This morning started off like most mornings for me when I am home and working from my home office: make my way to the kitchen and fix a pot of coffee.
I have done this exact same thing at least 20,000 times in my life.
Our coffee pot is a simple one consisting of only 3 parts: a glass carafe, the “maker” which essentially boils the water and dispenses it over the coffee grounds, and the filter basket where the coffee grounds sit.
3 parts, of which I am really familiar. In fact, according to Malcom Gladwell in his book Outliers, I am an expert in coffee making 2 times over.
I think you know where this is heading.
This morning I got up, filled the maker with water, put the coffee in the paper filter, put the paper filter in the maker, and turned it on…
Did you notice anything?
That’s right. No filter basket.
Which means that the paper filter with all the grounds in it fell into the large hole in the coffee maker.
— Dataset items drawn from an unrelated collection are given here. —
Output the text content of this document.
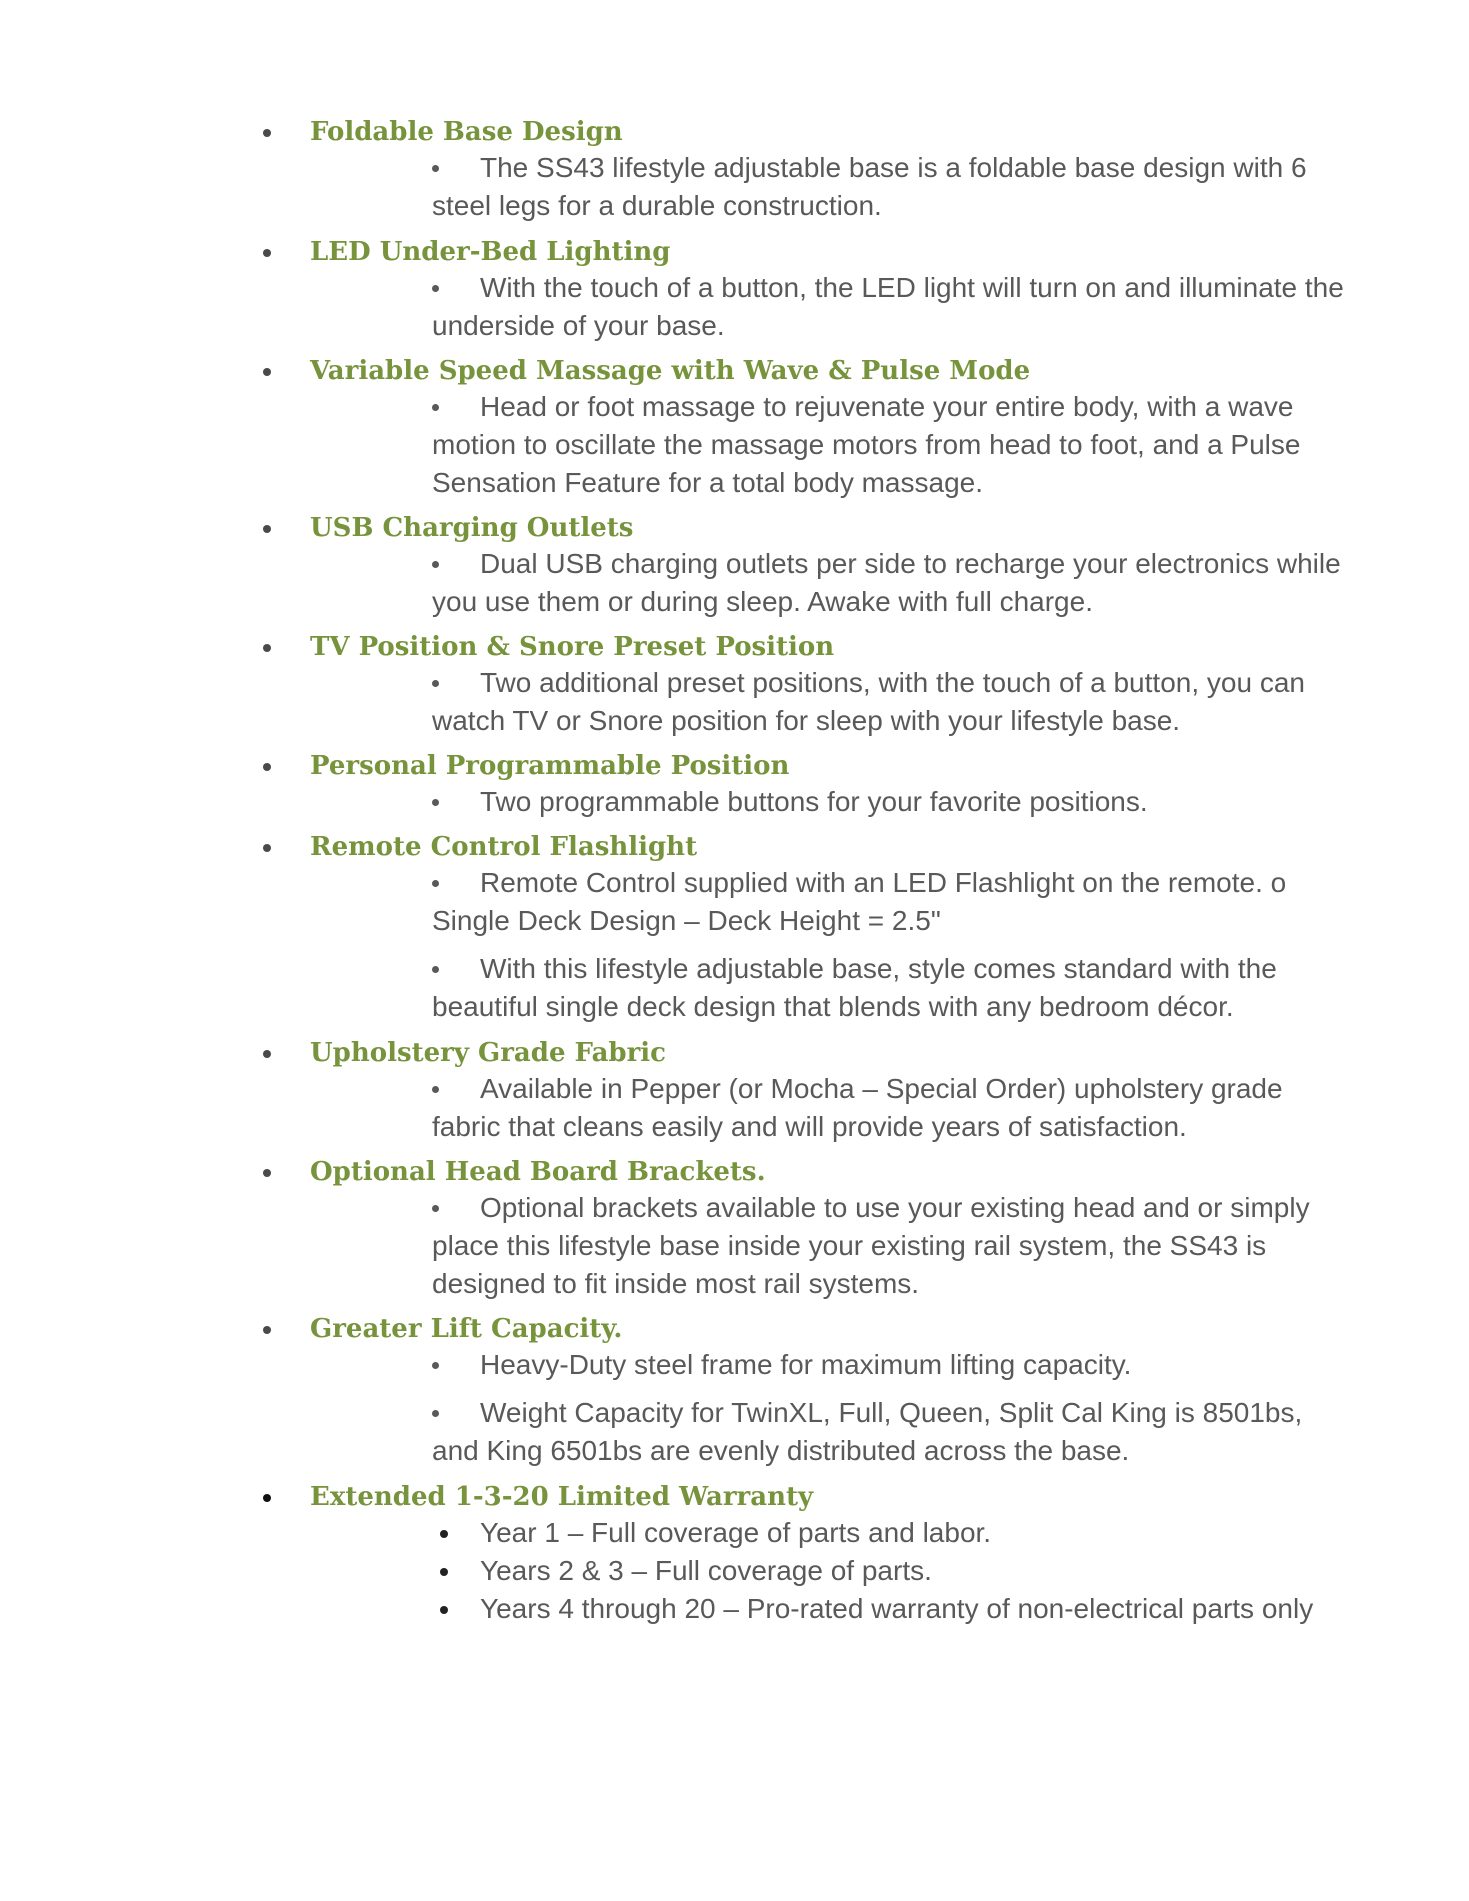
Foldable Base Design
The SS43 lifestyle adjustable base is a foldable base design with 6 steel legs for a durable construction.
LED Under-Bed Lighting
With the touch of a button, the LED light will turn on and illuminate the underside of your base.
Variable Speed Massage with Wave & Pulse Mode
Head or foot massage to rejuvenate your entire body, with a wave motion to oscillate the massage motors from head to foot, and a Pulse Sensation Feature for a total body massage.
USB Charging Outlets
Dual USB charging outlets per side to recharge your electronics while you use them or during sleep. Awake with full charge.
TV Position & Snore Preset Position
Two additional preset positions, with the touch of a button, you can watch TV or Snore position for sleep with your lifestyle base.
Personal Programmable Position
Two programmable buttons for your favorite positions.
Remote Control Flashlight
Remote Control supplied with an LED Flashlight on the remote. o Single Deck Design – Deck Height = 2.5"
With this lifestyle adjustable base, style comes standard with the beautiful single deck design that blends with any bedroom décor.
Upholstery Grade Fabric
Available in Pepper (or Mocha – Special Order) upholstery grade fabric that cleans easily and will provide years of satisfaction.
Optional Head Board Brackets.
Optional brackets available to use your existing head and or simply place this lifestyle base inside your existing rail system, the SS43 is designed to fit inside most rail systems.
Greater Lift Capacity.
Heavy-Duty steel frame for maximum lifting capacity.
Weight Capacity for TwinXL, Full, Queen, Split Cal King is 8501bs, and King 6501bs are evenly distributed across the base.
Extended 1-3-20 Limited Warranty
Year 1 – Full coverage of parts and labor.
Years 2 & 3 – Full coverage of parts.
Years 4 through 20 – Pro-rated warranty of non-electrical parts only
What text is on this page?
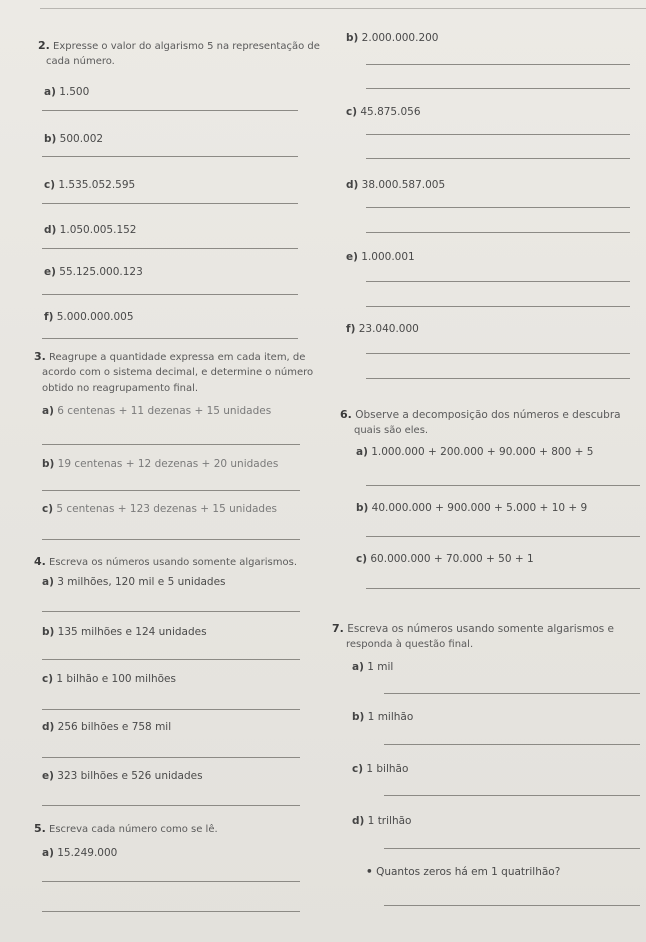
2. Expresse o valor do algarismo 5 na representação de
cada número.
a) 1.500
b) 500.002
c) 1.535.052.595
d) 1.050.005.152
e) 55.125.000.123
f) 5.000.000.005
b) 2.000.000.200
c) 45.875.056
d) 38.000.587.005
e) 1.000.001
f) 23.040.000
3. Reagrupe a quantidade expressa em cada item, de
acordo com o sistema decimal, e determine o número
obtido no reagrupamento final.
a) 6 centenas + 11 dezenas + 15 unidades
b) 19 centenas + 12 dezenas + 20 unidades
c) 5 centenas + 123 dezenas + 15 unidades
4. Escreva os números usando somente algarismos.
a) 3 milhões, 120 mil e 5 unidades
b) 135 milhões e 124 unidades
c) 1 bilhão e 100 milhões
d) 256 bilhões e 758 mil
e) 323 bilhões e 526 unidades
5. Escreva cada número como se lê.
a) 15.249.000
6. Observe a decomposição dos números e descubra
quais são eles.
a) 1.000.000 + 200.000 + 90.000 + 800 + 5
b) 40.000.000 + 900.000 + 5.000 + 10 + 9
c) 60.000.000 + 70.000 + 50 + 1
7. Escreva os números usando somente algarismos e
responda à questão final.
a) 1 mil
b) 1 milhão
c) 1 bilhão
d) 1 trilhão
• Quantos zeros há em 1 quatrilhão?
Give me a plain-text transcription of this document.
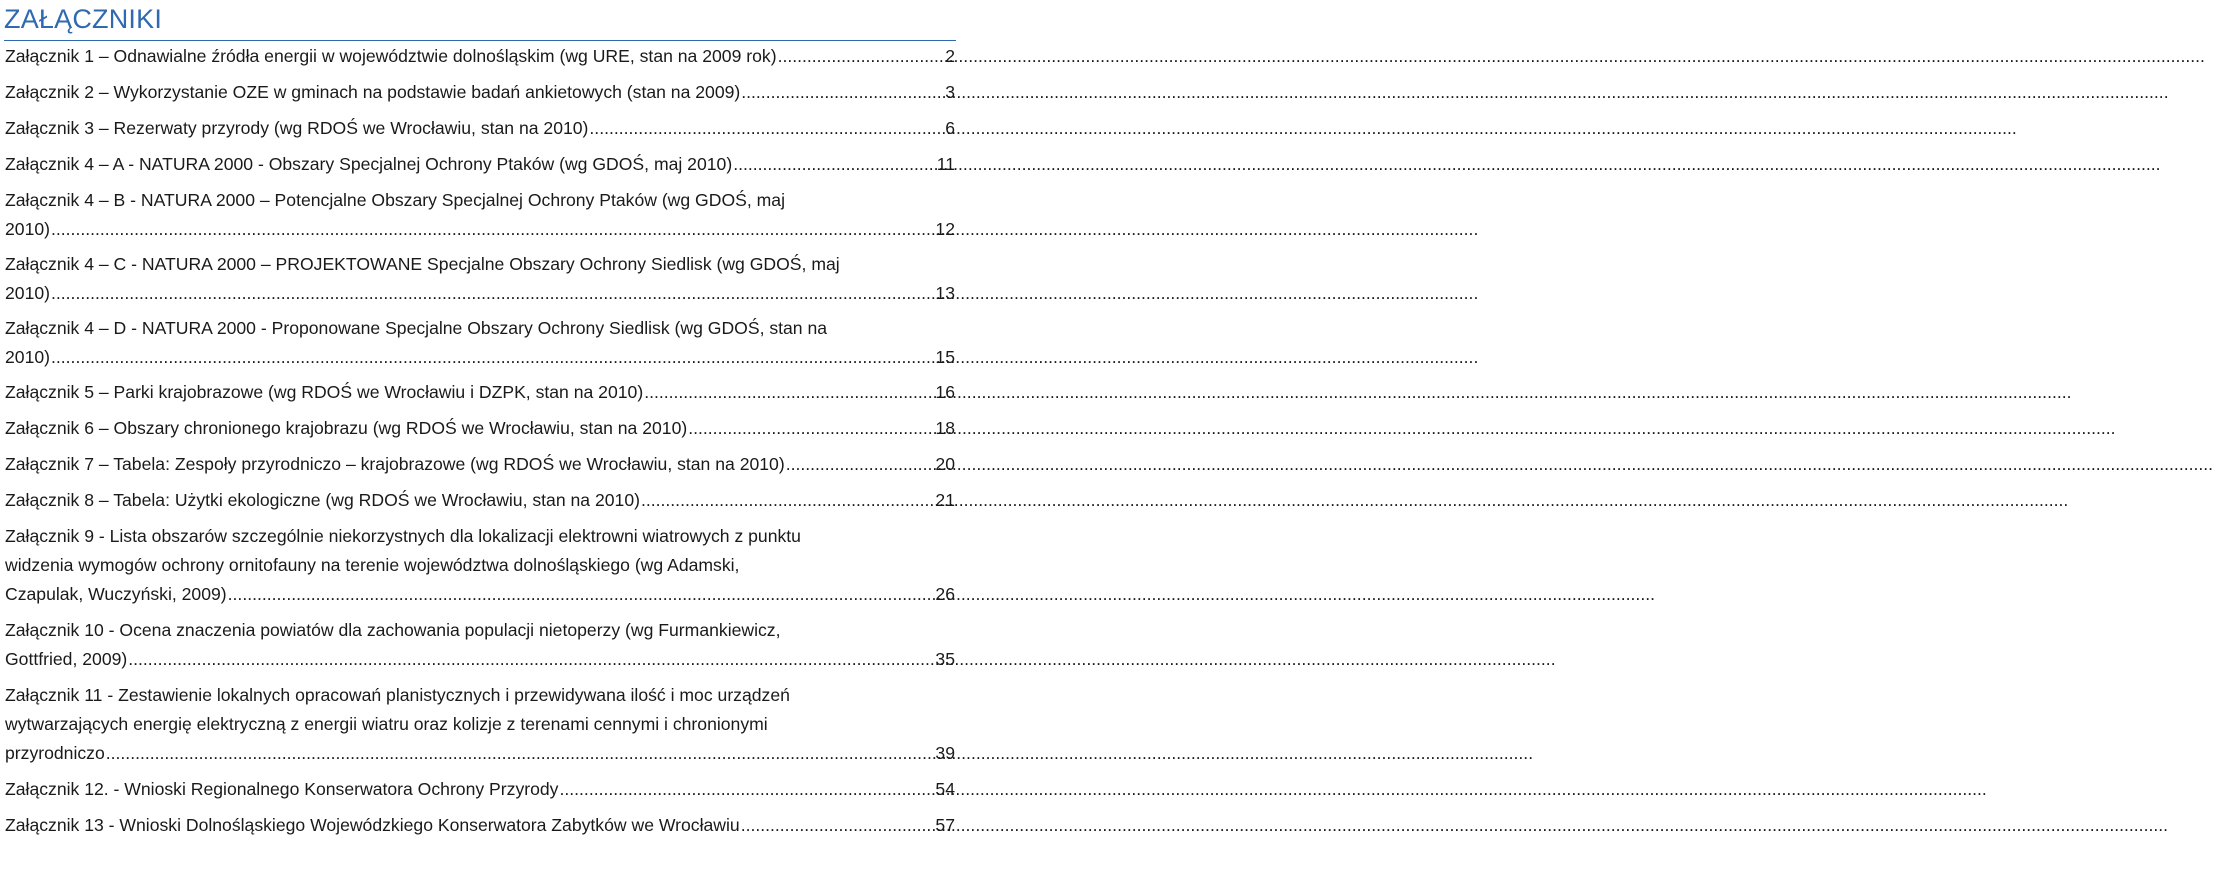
ZAŁĄCZNIKI
Załącznik 1 – Odnawialne źródła energii w województwie dolnośląskim (wg URE, stan na 2009 rok) .....	2
Załącznik 2 – Wykorzystanie OZE w gminach na podstawie badań ankietowych (stan na 2009) .....	3
Załącznik 3 – Rezerwaty przyrody (wg RDOŚ we Wrocławiu, stan na 2010) .....	6
Załącznik 4 – A - NATURA 2000 - Obszary Specjalnej Ochrony Ptaków (wg GDOŚ, maj 2010) .....	11
Załącznik 4 – B - NATURA 2000 – Potencjalne Obszary Specjalnej Ochrony Ptaków (wg GDOŚ, maj
2010) .....	12
Załącznik 4 – C - NATURA 2000 – PROJEKTOWANE Specjalne Obszary Ochrony Siedlisk (wg GDOŚ, maj
2010) .....	13
Załącznik 4 – D - NATURA 2000 - Proponowane Specjalne Obszary Ochrony Siedlisk (wg GDOŚ, stan na
2010) .....	15
Załącznik 5 – Parki krajobrazowe (wg RDOŚ we Wrocławiu i DZPK, stan na 2010) .....	16
Załącznik 6 – Obszary chronionego krajobrazu (wg RDOŚ we Wrocławiu, stan na 2010) .....	18
Załącznik 7 – Tabela: Zespoły przyrodniczo – krajobrazowe (wg RDOŚ we Wrocławiu, stan na 2010) .....	20
Załącznik 8 – Tabela: Użytki ekologiczne (wg RDOŚ we Wrocławiu, stan na 2010) .....	21
Załącznik 9 - Lista obszarów szczególnie niekorzystnych dla lokalizacji elektrowni wiatrowych z punktu
widzenia wymogów ochrony ornitofauny na terenie województwa dolnośląskiego (wg Adamski,
Czapulak, Wuczyński, 2009) .....	26
Załącznik 10 - Ocena znaczenia powiatów dla zachowania populacji nietoperzy (wg Furmankiewicz,
Gottfried, 2009) .....	35
Załącznik 11 - Zestawienie lokalnych opracowań planistycznych i przewidywana ilość i moc urządzeń
wytwarzających energię elektryczną z energii wiatru oraz kolizje z terenami cennymi i chronionymi
przyrodniczo .....	39
Załącznik 12. - Wnioski Regionalnego Konserwatora Ochrony Przyrody .....	54
Załącznik 13 - Wnioski Dolnośląskiego Wojewódzkiego Konserwatora Zabytków we Wrocławiu .....	57
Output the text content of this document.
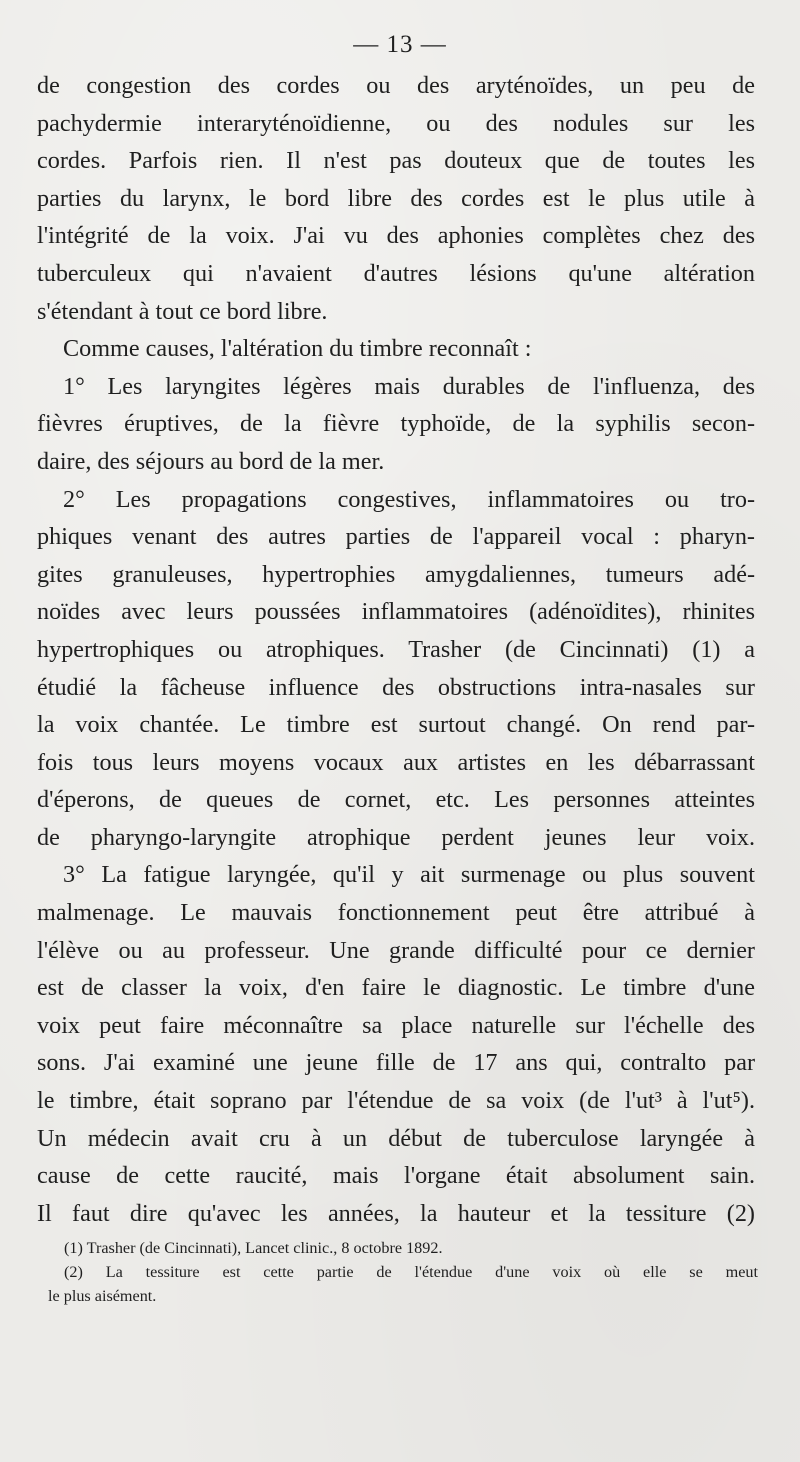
— 13 —
de congestion des cordes ou des aryténoïdes, un peu de
pachydermie interaryténoïdienne, ou des nodules sur les
cordes. Parfois rien. Il n'est pas douteux que de toutes les
parties du larynx, le bord libre des cordes est le plus utile à
l'intégrité de la voix. J'ai vu des aphonies complètes chez des
tuberculeux qui n'avaient d'autres lésions qu'une altération
s'étendant à tout ce bord libre.
Comme causes, l'altération du timbre reconnaît :
1° Les laryngites légères mais durables de l'influenza, des
fièvres éruptives, de la fièvre typhoïde, de la syphilis secon-
daire, des séjours au bord de la mer.
2° Les propagations congestives, inflammatoires ou tro-
phiques venant des autres parties de l'appareil vocal : pharyn-
gites granuleuses, hypertrophies amygdaliennes, tumeurs adé-
noïdes avec leurs poussées inflammatoires (adénoïdites), rhinites
hypertrophiques ou atrophiques. Trasher (de Cincinnati) (1) a
étudié la fâcheuse influence des obstructions intra-nasales sur
la voix chantée. Le timbre est surtout changé. On rend par-
fois tous leurs moyens vocaux aux artistes en les débarrassant
d'éperons, de queues de cornet, etc. Les personnes atteintes
de pharyngo-laryngite atrophique perdent jeunes leur voix.
3° La fatigue laryngée, qu'il y ait surmenage ou plus souvent
malmenage. Le mauvais fonctionnement peut être attribué à
l'élève ou au professeur. Une grande difficulté pour ce dernier
est de classer la voix, d'en faire le diagnostic. Le timbre d'une
voix peut faire méconnaître sa place naturelle sur l'échelle des
sons. J'ai examiné une jeune fille de 17 ans qui, contralto par
le timbre, était soprano par l'étendue de sa voix (de l'ut³ à l'ut⁵).
Un médecin avait cru à un début de tuberculose laryngée à
cause de cette raucité, mais l'organe était absolument sain.
Il faut dire qu'avec les années, la hauteur et la tessiture (2)
(1) Trasher (de Cincinnati), Lancet clinic., 8 octobre 1892.
(2) La tessiture est cette partie de l'étendue d'une voix où elle se meut
le plus aisément.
To say I had a mess is no small statement.
Seeing and recognizing are not the same thing
As I thought about what just happened several ideas came to mind:
Maybe I was still a bit groggy and half asleep.
Had my wife put the filter basket back in the coffee maker where it belonged…
If I didn’t have to walk the dog and make coffee, maybe I would have had more time to focus
on the task.
Do you hear the excuses?
I know you do, because if you are honest you likely use similar excuses frequently when things don’t go your way. It is easier to put the blame outside yourself rather than to own what is happening in your world. It is easier to blame the environment, other people, or your circumstances rather than own up to what is happening.
I wasn’t paying close enough attention to what I was doing (even though I am a self-proclaimed coffee making expert).
My wife had nothing to do with my not recognizing the filter basket was not in the coffee maker.
I had more than enough time between 6am and my first meeting at 9am to make coffee and walk the dog.
The real problem for me this morning is that I saw there was no filter basket in the coffee maker. I had to have seen it. I have made over 20,000 pots of coffee in my life. Every pot I have ever made uses the same three functional parts.
Oh, I saw it alright...
I just didn’t recognize it.
To me, this is the essence of being self-aware as a leader: Recognizing when things are not quite right.
Three Tips To Be More Self-Aware
Slow Down Your Routine
Routines take things we used to have to think about and makes them unconscious. This distinction is what Daniel Kahnemen, in his book Thinking Fast and Slow, describes as making System I thinking become System II. It is taking your “gut” feelings and putting some rational thought behind them.
Challenge Your Status Quo
Are the behaviors that have made you successful in the past going to get you where you want to be in the future? Mix it up a bit and learn. This will give you new insights and recognitions, helping you to slow down and think more about what you are doing.
Find a Friend/Coach/Mentor
Not that person who always takes your side or tells you what you want to hear. You need someone who can help you move from seeing to recognizing, then help you experiment with new behaviors so that you know what to practice.
My hope for you is a leader is that you become more self-aware so that you can have an inspirational impact on those you lead.
Thats all for now. I have to go make another pot of coffee.